The fact that there's every chance in this case that he had no choice but to shoot, as his colleagues assert, seems to me anything but the point. The major question, clearly, is how on earth he came to be returned to his old duties. What does it say about Scotland Yard that a very senior officer deemed it wise for a member of the trigger-happy team that panicked catastrophically when faced with an unarmed Brazilian electrician to be reunited with his gun?
What absolute contempt for the memory of Mr Menezes and the sensibilities of his family is implied by the decision to enable the unnamed shooter to shoot again on the ineffably nebulous grounds that the Crown Prosecution Service felt it lacked the evidence (or far more likely, the stomach for the ensuing political fight) to charge him with a criminal offence?
Through a mixture of doubt about the psychological reliability of those involved and plain respect for Mr de Menezes, a half civilised police force would never have dreamt of arming those officers again. Scotland Yard waited a year, and the moment they were "cleared" put them back in the front line. It beggars belief.
This week has also seen the police advocate the storage of the entire populace's DNA on a national database. They believe that a sample of genetic material should be taken from new born babies, and what a gloriously telling commentary on modern Britain it would be if a human being's first brush with officialdom, even before the birth certificate has been registered, should be in his or her capacity as a future criminal suspect.
As always when such repugnant ideas are touted, those propounding them answer every objection with the cretinous catch-all argument of the proto-tyrant through the ages.

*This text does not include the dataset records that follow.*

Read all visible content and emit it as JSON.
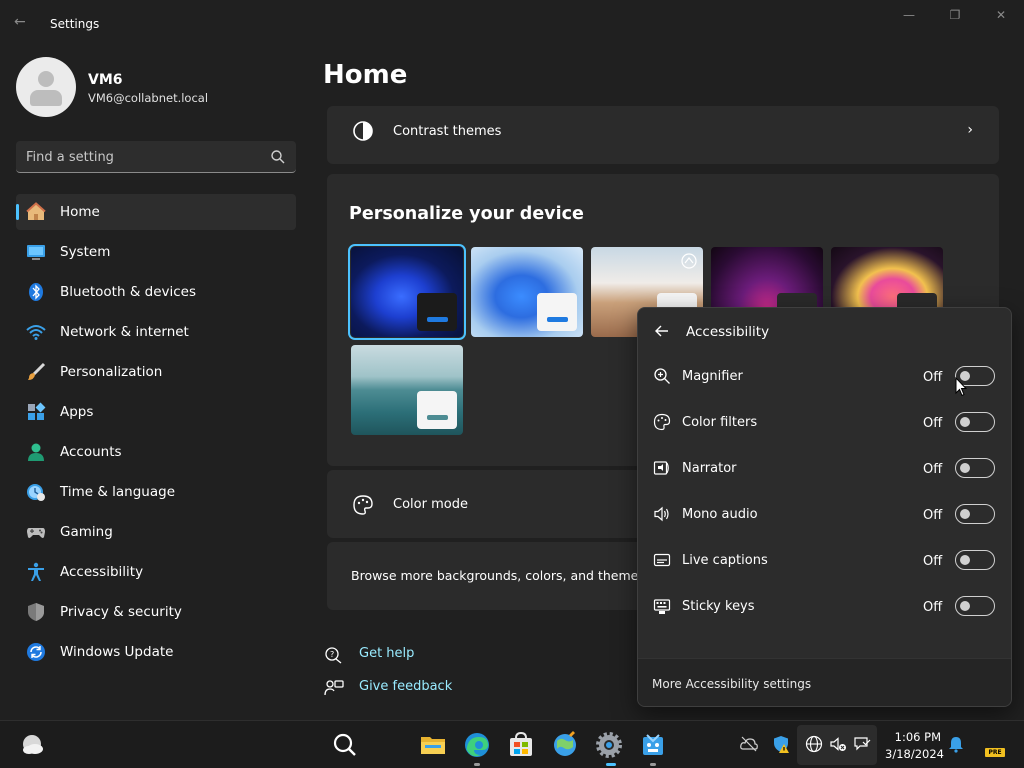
{
  "window": {
    "title": "Settings",
    "back_glyph": "←",
    "minimize_glyph": "—",
    "restore_glyph": "❐",
    "close_glyph": "✕"
  },
  "user": {
    "name": "VM6",
    "email": "VM6@collabnet.local"
  },
  "search": {
    "placeholder": "Find a setting"
  },
  "sidebar": {
    "items": [
      {
        "label": "Home",
        "icon": "home-icon",
        "active": true
      },
      {
        "label": "System",
        "icon": "system-icon"
      },
      {
        "label": "Bluetooth & devices",
        "icon": "bluetooth-icon"
      },
      {
        "label": "Network & internet",
        "icon": "wifi-icon"
      },
      {
        "label": "Personalization",
        "icon": "brush-icon"
      },
      {
        "label": "Apps",
        "icon": "apps-icon"
      },
      {
        "label": "Accounts",
        "icon": "accounts-icon"
      },
      {
        "label": "Time & language",
        "icon": "clock-globe-icon"
      },
      {
        "label": "Gaming",
        "icon": "gamepad-icon"
      },
      {
        "label": "Accessibility",
        "icon": "accessibility-icon"
      },
      {
        "label": "Privacy & security",
        "icon": "shield-icon"
      },
      {
        "label": "Windows Update",
        "icon": "update-icon"
      }
    ]
  },
  "main": {
    "page_title": "Home",
    "contrast_themes": {
      "label": "Contrast themes",
      "chevron": "›"
    },
    "personalize": {
      "title": "Personalize your device",
      "themes": [
        {
          "name": "windows-light-bloom",
          "selected": true
        },
        {
          "name": "windows-bloom-light"
        },
        {
          "name": "spotlight-landscape"
        },
        {
          "name": "glow-purple"
        },
        {
          "name": "captured-motion-flower"
        },
        {
          "name": "sunrise-lake"
        }
      ],
      "color_mode_label": "Color mode",
      "browse_label": "Browse more backgrounds, colors, and themes"
    },
    "help": {
      "get_help": "Get help",
      "give_feedback": "Give feedback"
    }
  },
  "accessibility_flyout": {
    "back_glyph": "←",
    "title": "Accessibility",
    "rows": [
      {
        "label": "Magnifier",
        "state": "Off",
        "icon": "magnifier-icon",
        "on": false
      },
      {
        "label": "Color filters",
        "state": "Off",
        "icon": "color-filters-icon",
        "on": false
      },
      {
        "label": "Narrator",
        "state": "Off",
        "icon": "narrator-icon",
        "on": false
      },
      {
        "label": "Mono audio",
        "state": "Off",
        "icon": "mono-audio-icon",
        "on": false
      },
      {
        "label": "Live captions",
        "state": "Off",
        "icon": "live-captions-icon",
        "on": false
      },
      {
        "label": "Sticky keys",
        "state": "Off",
        "icon": "sticky-keys-icon",
        "on": false
      }
    ],
    "footer": "More Accessibility settings"
  },
  "taskbar": {
    "clock_time": "1:06 PM",
    "clock_date": "3/18/2024",
    "badge": "PRE"
  },
  "colors": {
    "accent": "#4cc2ff",
    "link": "#99ebff",
    "background": "#202020",
    "card": "#2b2b2b"
  }
}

If you are a law-abiding citizen, they parrot, what could you possibly have to fear from the existence of a permanent record of your DNA?
I'll tell them what we have to fear. We have them to fear. Apart from the visceral antipathy towards and moral queasiness about living in a surveillance state (by the way, does anyone remember voting for the manifesto that pledged to photograph us every three feet as we walk to the local newsagent?), the dangers posed by a national DNA database are blatantly obvious.

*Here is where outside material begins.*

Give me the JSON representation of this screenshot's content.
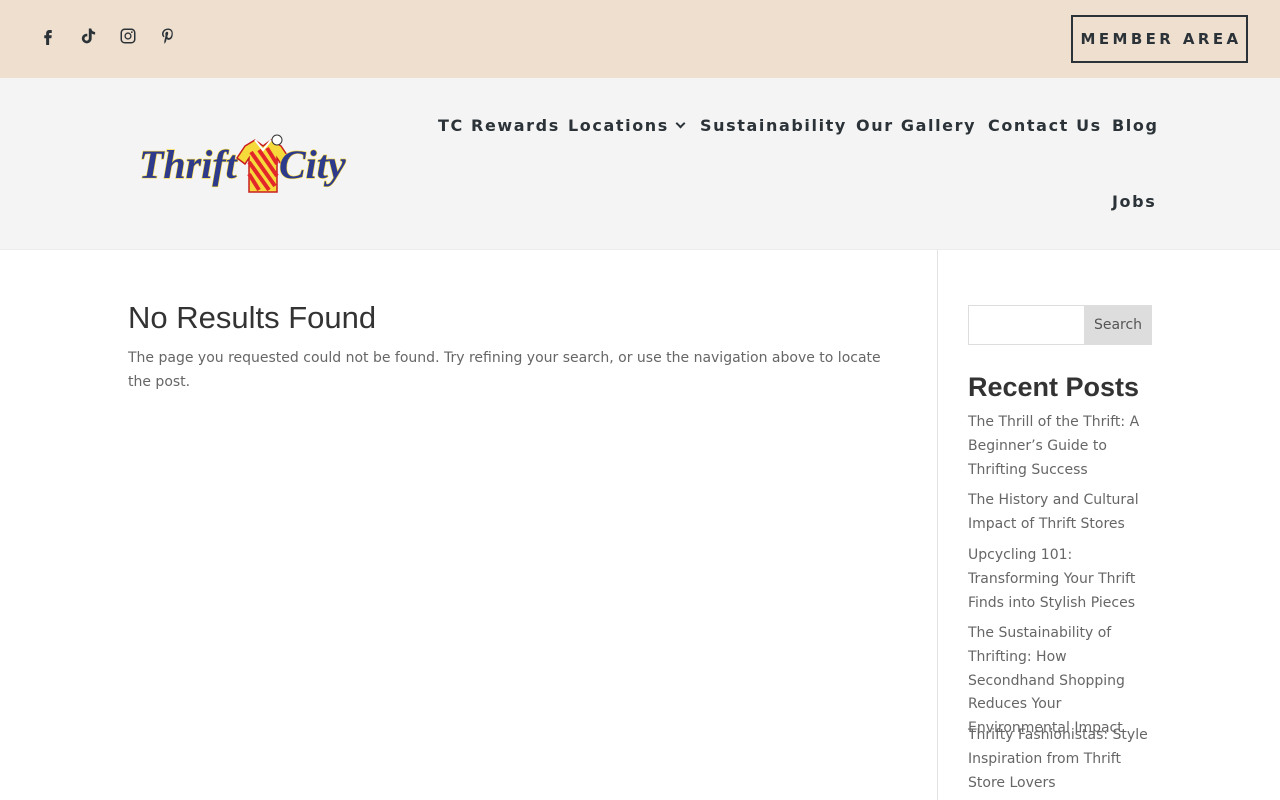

As things are, police officers routinely sell snippets about criminals and private details about celebrities to the red-top newspapers. Leaving aside the money that could be made by flogging information about predisposition to future illnesses to life insurance companies, imagine what they could have made from passing to The News of the World the fact that Hughie Green was Paula Yates's father. Imagine the scope for blackmail, extortion and general profiteering such a database would offer.
At this point, no doubt, spokespersons would get their truncheons in a frightful twist, trotting out with pious fury the traditional verity that the British police are the least corrupt in the world. Even in the unlikely event that they are, they wouldn't remain so for long in the face of such temptation.
The sad fact is that we no longer trust a police force disgracefully over-indulged by successive governments since Margaret Thatcher politicised them by unleashing them like attack dogs against the striking miners, and we will not begin to trust them again until a Home Secretary has the balls to take on the Police Federation (Ken Clarke might have had a crack, bless his belligerent heart, had he stayed longer in that job), and to reintroduce the quaint-sounding principle that the police not only enforce the law of the land but are no less subject to it than we poor sods who pay their wages.
How the police came to be permitted effectively to police themselves is a national scandal that has done colossal damage to the relationship between police and public. Undeniably, the current system doesn't work. If it did, the marksman who shot dead that alleged armed robber in Kent would never have been allowed near so much as a radar gun again.